Elastic constants and ultrasound attenuation in the spin-liquid phase of Cs$_2$CuCl$_4$

TL;DR

This study investigates the elastic and attenuation properties of Cs$_2$CuCl$_4$ in its spin-liquid phase, revealing that its spin excitations behave like a one-dimensional Heisenberg chain, supporting the dimensional reduction hypothesis.

Contribution

It provides experimental ultrasound data and theoretical analysis demonstrating the one-dimensional nature of spin excitations in Cs$_2$CuCl$_4$'s spin-liquid phase.

Findings

Elastic constant $c_{22}$ and sound attenuation vary with magnetic field.

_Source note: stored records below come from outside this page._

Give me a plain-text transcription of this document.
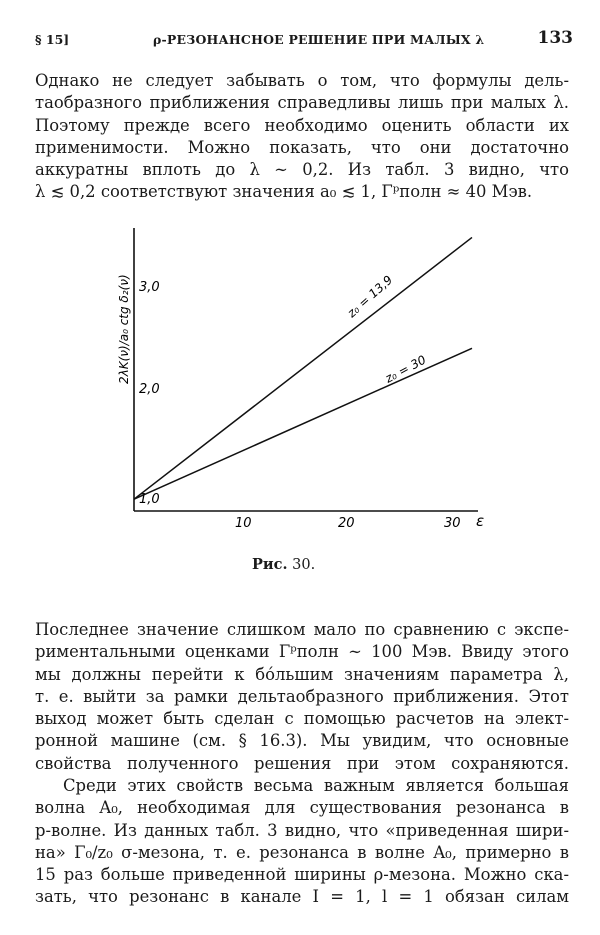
§ 15]	ρ-РЕЗОНАНСНОЕ РЕШЕНИЕ ПРИ МАЛЫХ λ	133
Однако не следует забывать о том, что формулы дель-
таобразного приближения справедливы лишь при малых λ.
Поэтому прежде всего необходимо оценить области их
применимости. Можно показать, что они достаточно
аккуратны вплоть до λ ∼ 0,2. Из табл. 3 видно, что
λ ≲ 0,2 соответствуют значения a₀ ≲ 1, Γᵖполн ≈ 40 Мэв.
1,0
2,0
3,0
10	20	30 ε
2λK(ν)/a₀ ctg δ₂(ν)	z₀ = 13,9
z₀ = 30
Рис. 30.
Последнее значение слишком мало по сравнению с экспе-
риментальными оценками Γᵖполн ∼ 100 Мэв. Ввиду этого
мы должны перейти к бо́льшим значениям параметра λ,
т. е. выйти за рамки дельтаобразного приближения. Этот
выход может быть сделан с помощью расчетов на элект-
ронной машине (см. § 16.3). Мы увидим, что основные
свойства полученного решения при этом сохраняются.
Среди этих свойств весьма важным является большая
волна A₀, необходимая для существования резонанса в
p-волне. Из данных табл. 3 видно, что «приведенная шири-
на» Γ₀/z₀ σ-мезона, т. е. резонанса в волне A₀, примерно в
15 раз больше приведенной ширины ρ-мезона. Можно ска-
зать, что резонанс в канале I = 1, l = 1 обязан силам
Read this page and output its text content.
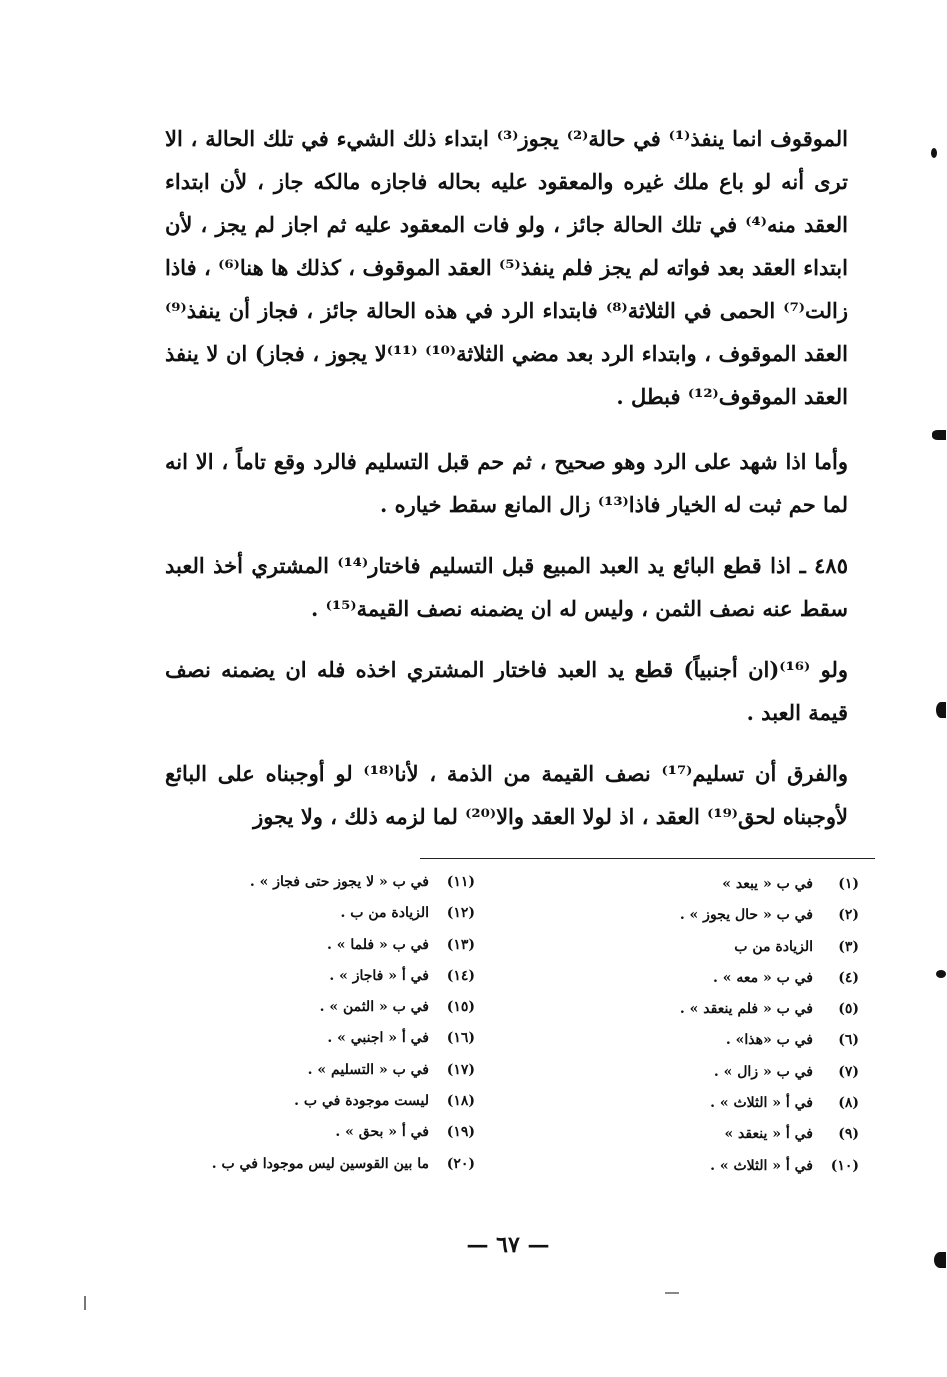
الموقوف انما ينفذ⁽¹⁾ في حالة⁽²⁾ يجوز⁽³⁾ ابتداء ذلك الشيء في تلك الحالة ، الا ترى أنه لو باع ملك غيره والمعقود عليه بحاله فاجازه مالكه جاز ، لأن ابتداء العقد منه⁽⁴⁾ في تلك الحالة جائز ، ولو فات المعقود عليه ثم اجاز لم يجز ، لأن ابتداء العقد بعد فواته لم يجز فلم ينفذ⁽⁵⁾ العقد الموقوف ، كذلك ها هنا⁽⁶⁾ ، فاذا زالت⁽⁷⁾ الحمى في الثلاثة⁽⁸⁾ فابتداء الرد في هذه الحالة جائز ، فجاز أن ينفذ⁽⁹⁾ العقد الموقوف ، وابتداء الرد بعد مضي الثلاثة⁽¹⁰⁾ ⁽¹¹⁾لا يجوز ، فجاز) ان لا ينفذ العقد الموقوف⁽¹²⁾ فبطل .

وأما اذا شهد على الرد وهو صحيح ، ثم حم قبل التسليم فالرد وقع تاماً ، الا انه لما حم ثبت له الخيار فاذا⁽¹³⁾ زال المانع سقط خياره .

٤٨٥ ـ اذا قطع البائع يد العبد المبيع قبل التسليم فاختار⁽¹⁴⁾ المشتري أخذ العبد سقط عنه نصف الثمن ، وليس له ان يضمنه نصف القيمة⁽¹⁵⁾ .

ولو ⁽¹⁶⁾(ان أجنبياً) قطع يد العبد فاختار المشتري اخذه فله ان يضمنه نصف قيمة العبد .

والفرق أن تسليم⁽¹⁷⁾ نصف القيمة من الذمة ، لأنا⁽¹⁸⁾ لو أوجبناه على البائع لأوجبناه لحق⁽¹⁹⁾ العقد ، اذ لولا العقد والا⁽²⁰⁾ لما لزمه ذلك ، ولا يجوز

(١)في ب « يبعد »
(٢)في ب « حال يجوز » .
(٣)الزيادة من ب
(٤)في ب « معه » .
(٥)في ب « فلم ينعقد » .
(٦)في ب «هذا» .
(٧)في ب « زال » .
(٨)في أ « الثلاث » .
(٩)في أ « ينعقد »
(١٠)في أ « الثلاث » .
(١١)في ب « لا يجوز حتى فجاز » .
(١٢)الزيادة من ب .
(١٣)في ب « فلما » .
(١٤)في أ « فاجاز » .
(١٥)في ب « الثمن » .
(١٦)في أ « اجنبي » .
(١٧)في ب « التسليم » .
(١٨)ليست موجودة في ب .
(١٩)في أ « بحق » .
(٢٠)ما بين القوسين ليس موجودا في ب .
— ٦٧ —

Data aligns with a 1D Heisenberg chain model.

Spin-phonon interactions explained by exchange-striction mechanism.

Abstract

The spin excitations in the spin-liquid phase of the anisotropic triangular lattice quantum antiferromagnet Cs$_2$CuCl$_4$ have been shown to propagate dominantly along the crystallographic $b$ axis. To test this dimensional reduction scenario, we have performed ultrasound experiments in the spin-liquid phase of Cs$_2$CuCl$_4$ probing the elastic constant $c_{22}$ and the sound attenuation along the $b$ axis as a function of an external magnetic field along the $a$ axis. We show that our data can be quantitatively explained within the framework of a nearest-neighbor spin-$1/2$ Heisenberg chain, where fermions are introduced via the Jordan-Wigner transformation and the spin-phonon interaction arises from the usual exchange-striction mechanism.